If you can't go there, It is always possible to experience it on paper. Following the "Voyage of Magellan" that I mentioned last December, I suggest a book that I discovered some ten years ago. A book to make you spend the winter by the fire, make you want to discover these islands scattered in the middle of the largest ocean on our planet, through their history told by the greatest travellers of past centuries.

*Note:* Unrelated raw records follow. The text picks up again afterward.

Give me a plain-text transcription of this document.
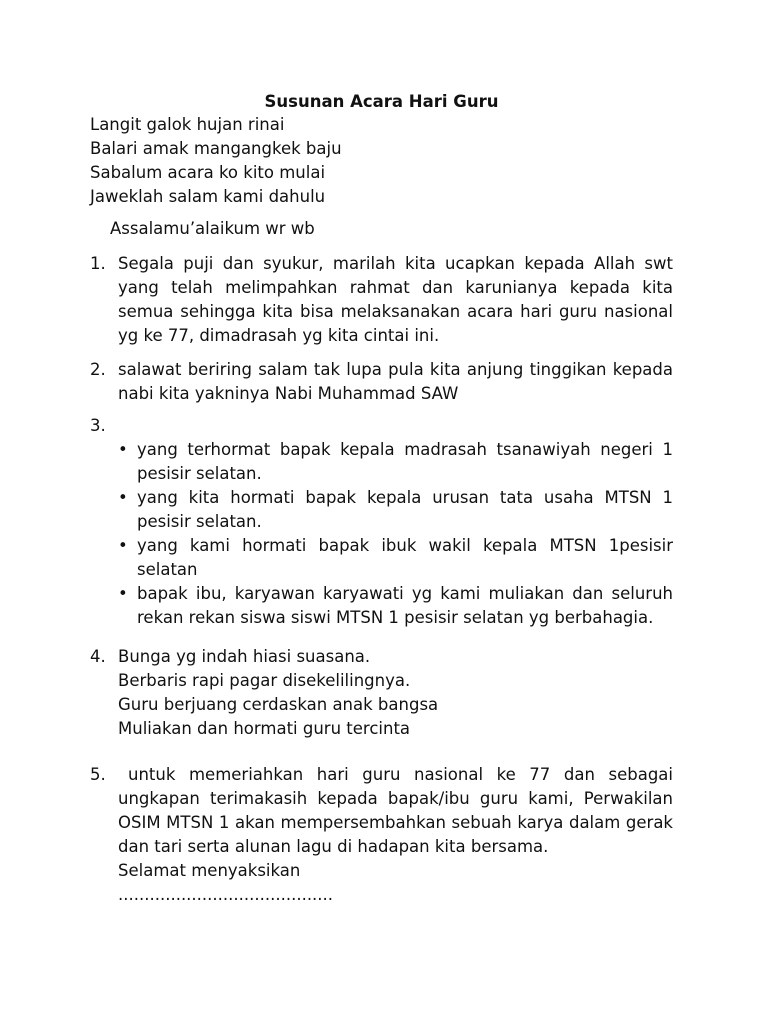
Susunan Acara Hari Guru
Langit galok hujan rinai
Balari amak mangangkek baju
Sabalum acara ko kito mulai
Jaweklah salam kami dahulu
Assalamu’alaikum wr wb
1. Segala puji dan syukur, marilah kita ucapkan kepada Allah swt yang telah melimpahkan rahmat dan karunianya kepada kita semua sehingga kita bisa melaksanakan acara hari guru nasional yg ke 77, dimadrasah yg kita cintai ini.
2. salawat beriring salam tak lupa pula kita anjung tinggikan kepada nabi kita yakninya Nabi Muhammad SAW
3.
• yang terhormat bapak kepala madrasah tsanawiyah negeri 1 pesisir selatan.
• yang kita hormati bapak kepala urusan tata usaha MTSN 1 pesisir selatan.
• yang kami hormati bapak ibuk wakil kepala MTSN 1pesisir selatan
• bapak ibu, karyawan karyawati yg kami muliakan dan seluruh rekan rekan siswa siswi MTSN 1 pesisir selatan yg berbahagia.
4. Bunga yg indah hiasi suasana.
Berbaris rapi pagar disekelilingnya.
Guru berjuang cerdaskan anak bangsa
Muliakan dan hormati guru tercinta
5.	untuk memeriahkan hari guru nasional ke 77 dan sebagai ungkapan terimakasih kepada bapak/ibu guru kami, Perwakilan OSIM MTSN 1 akan mempersembahkan sebuah karya dalam gerak dan tari serta alunan lagu di hadapan kita bersama.
Selamat menyaksikan
.........................................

The trip to Polynesia (*),

Subtitled "Anthology of Western Travellers from Cook to Segalen", is a paving stone of a few 1240 pages relating, through the stories and logbooks of sailors, The discovery of Polynesian peoples by Europeans. If the Spanish and Portuguese sailors of the sixteenth and seventeenth centuries were attracted by gold and spices, the European sailors of the eighteenth century travelled for science and the progress of civilization. Wallis, Bougainville, Cook Islands, Bligh, Forster and dozens of others have reported their encounters with Pacific Island civilization, describing in detail the customs, customs, religious or warlike practices of the peoples encountered from the Society Islands to the Marquesas, Tuamotu to Gambier. Later, in the nineteenth century, what are the writers who took over raiders, Melville, Stevenson, Segalen, Radiguet, London and also Gauguin, and other mariners, such as Dumont d'Urville and Ellis, whose travel accounts allow us to discover these monarchical micro-societies that reigned over the Pacific : their queens and kings, their behaviours, and the difficult contact of two civilizations at opposite ends of the world.

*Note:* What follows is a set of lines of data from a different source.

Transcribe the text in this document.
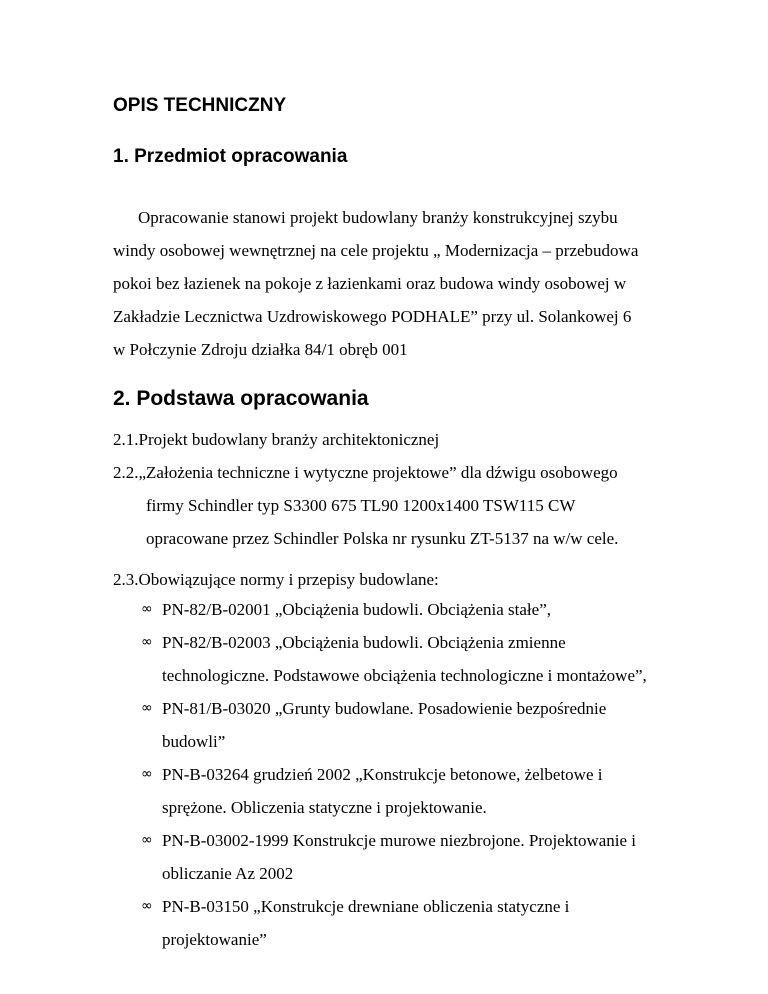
OPIS TECHNICZNY
1. Przedmiot opracowania
Opracowanie stanowi projekt budowlany branży konstrukcyjnej szybu
windy osobowej wewnętrznej na cele projektu „ Modernizacja – przebudowa
pokoi bez łazienek na pokoje z łazienkami oraz budowa windy osobowej w
Zakładzie Lecznictwa Uzdrowiskowego PODHALE” przy ul. Solankowej 6
w Połczynie Zdroju działka 84/1 obręb 001
2. Podstawa opracowania
2.1.Projekt budowlany branży architektonicznej
2.2.„Założenia techniczne i wytyczne projektowe” dla dźwigu osobowego
firmy Schindler typ S3300 675 TL90 1200x1400 TSW115 CW
opracowane przez Schindler Polska nr rysunku ZT-5137 na w/w cele.
2.3.Obowiązujące normy i przepisy budowlane:
∞ PN-82/B-02001 „Obciążenia budowli. Obciążenia stałe”,
∞ PN-82/B-02003 „Obciążenia budowli. Obciążenia zmienne
technologiczne. Podstawowe obciążenia technologiczne i montażowe”,
∞ PN-81/B-03020 „Grunty budowlane. Posadowienie bezpośrednie
budowli”
∞ PN-B-03264 grudzień 2002 „Konstrukcje betonowe, żelbetowe i
sprężone. Obliczenia statyczne i projektowanie.
∞ PN-B-03002-1999 Konstrukcje murowe niezbrojone. Projektowanie i
obliczanie Az 2002
∞ PN-B-03150 „Konstrukcje drewniane obliczenia statyczne i
projektowanie”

Itinéraires des premiers navigateurs européens

Itineraries of the first European navigators

A book to be enjoyed in small doses during the winter, a fascinating read, sometimes tedious but so instructive, organized as a study thesis, accompanied in appendices by biographical notes of the travellers, a repertoire of Polynesian characters, a geographical directory and a glossary of Polynesian terms. Finally, a historical chronology makes it possible to situate the evolution of the Pacific islands in relation to that of the rest of the "Western" world. We find, at the beginning of the book, maps showing the location of major migration flows across the Pacific, and the maritime itineraries of the main discoverers from the fourteenth to the eighteenth centuries.

Jean-Jo Scemla

Disappeared in January 2007, the writer Jean-Jo Scemla lived in Oceania for eight years. Arrived in Tahiti in 1977, he worked as a journalist there and lived there for several years. He is the author of several publications on Oceanic literature.

Born in Rabat, in Morocco, student in Paris, practising journalism (The Dispatch from Tahiti, New Zealand Herald, the French channel of Radio-Australia, Le Matin de Paris, Le Monde), Jean-Jo Scemla was passionate about Polynesian culture and its contact with the Western world. He was also passionate about painters such as Gauguin and Octave Morillot and wrote an essay analyzing the Polynesian political situation in a remarkable collective work ("Tahiti after the bomb"). At the end of the year 2006, he signed a preface to the new edition of the "Souvenirs d'un vieux Normand", a travel account by William Leblanc published for the first time in 1895 and reissued at the end of 2006 by the Polynesian publisher Au Vent des Îles. He chaired the jury of the 6th Ouessant Island Book Prize in 2004.